Documenta-Macher Roger Buergel über Lernprozesse, Lustgewinn und Ignoranz im Kunstbetrieb

Herr Buergel, in Venedig gehen Sie erklärtermaßen lieber in Kirchen und die Accademia als auf die Biennale. Wofür in der Kunst lohnt es sich nach Berlin zu kommen?

Berlin ist ein Laboratorium. Hier haben viele gute Künstler ihre Ateliers, was institutionell aber nicht abgebildet wird. Das führt zu einem idyllischen Dasein: Künstler fühlen sich weniger gestresst, weil sie von den Institutionen nicht gefordert werden. Ich spüre bei vielen Künstlern eine große Lust, der Industrie den Rücken zu kehren. Trotzdem müssen sie sich auch ernähren. In Berlin ist das alles etwas unentschieden.

Und die letzte Berlin-Biennale? Gab es dort Künstler oder Themen, die auch für Ihre Documenta eine Rolle spielen?

Ich bin da gespalten. Natürlich muss ich mir als Funktionär so eine Biennale ansehen. Grundsätzlich halte ich es für problematisch, mit historischem Kapital hausieren zu gehen, wie es in der Jüdischen Mädchenschule geschehen ist. Aber für Berlin hat die Biennale gut funktioniert, weil sie wieder einen spielerischen Umgang mit Kunst eingeführt hat.

Steckt dahinter nicht eine Tendenz weg von der Theorie, hin zu mehr Sinnlichkeit?

Ich glaube, das mit der Theoriefeindlichkeit gegenwärtig stimmt so nicht. Der Begriff „Theorie“ leitet sich schließlich von „Schauen“ ab. Trotzdem gibt es Kuratoren, die mit theoretischen Begriffen instrumentell umgehen und dadurch Erfahrungen abwürgen. Aber man muss sich an Kunst auch abarbeiten, sich anstrengen, seine intellektuelle Trägheit überwinden und wird nicht sofort belohnt.

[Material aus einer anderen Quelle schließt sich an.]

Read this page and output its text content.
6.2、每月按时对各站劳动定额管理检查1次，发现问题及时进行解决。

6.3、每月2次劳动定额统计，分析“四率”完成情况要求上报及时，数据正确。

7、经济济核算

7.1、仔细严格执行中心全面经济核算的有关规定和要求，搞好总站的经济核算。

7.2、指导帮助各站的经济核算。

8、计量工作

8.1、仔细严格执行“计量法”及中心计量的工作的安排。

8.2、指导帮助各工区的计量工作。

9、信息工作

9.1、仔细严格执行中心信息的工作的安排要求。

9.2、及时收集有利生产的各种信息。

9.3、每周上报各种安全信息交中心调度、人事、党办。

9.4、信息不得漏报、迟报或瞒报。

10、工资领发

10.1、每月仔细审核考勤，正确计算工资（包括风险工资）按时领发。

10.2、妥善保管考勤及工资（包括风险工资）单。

Sie haben dafür das Bild des Schwimmens geprägt: Erst geht es leicht, dann wird es anstrengend, und ab einem gewissen Punkt schwimmt man wie im Rausch. Wie wird es auf der Documenta sein?

Es gibt nur wenige Gelegenheiten, wo sich viele Menschen in einer gewissen räumlichen Situation aufeinander einlassen müssen. In Fußballstadien zum Beispiel ist die dramaturgische Richtung sehr beschränkt. Dagegen ist eine Ausstellung als affektiver Raum einfach einzigartig. Und so wollen wir auch Kassel begreifen.

Was macht die Documenta so besonders, verglichen mit den unzähligen Biennalen?

Die Documenta ist ein deutscher Bildungsmythos. Dahin gehen Leute, die sich sonst nie Gegenwartskunst ansehen. Diese Besucher brauchen tatsächlich die Vorstellung, dass Gegenwartskunst sich nicht nur an ein Fachpublikum richtet, sondern mit Fragen arbeitet, die alle betreffen.

Sie beziehen sich gern auf die erste Documenta von 1955. Warum?

Mich interessiert an der ersten Documenta ihre Ungeschütztheit. Damals waren der Schmerz, die Katastrophe noch präsent. Diese Documenta war eine ungeschützte Begegnung mit der Moderne. In diesem Moment muss etwas übergesprungen sein. Heute hat man eher ein müdes Publikum, das den letzten Kick haben will, aber im Grunde zu Tode gelangweilt ist. Ein Dekadenzphänomen. Die naive Aufgeregtheit von damals ist heute nicht mehr vorstellbar. Und doch muss man wieder da hinkommen.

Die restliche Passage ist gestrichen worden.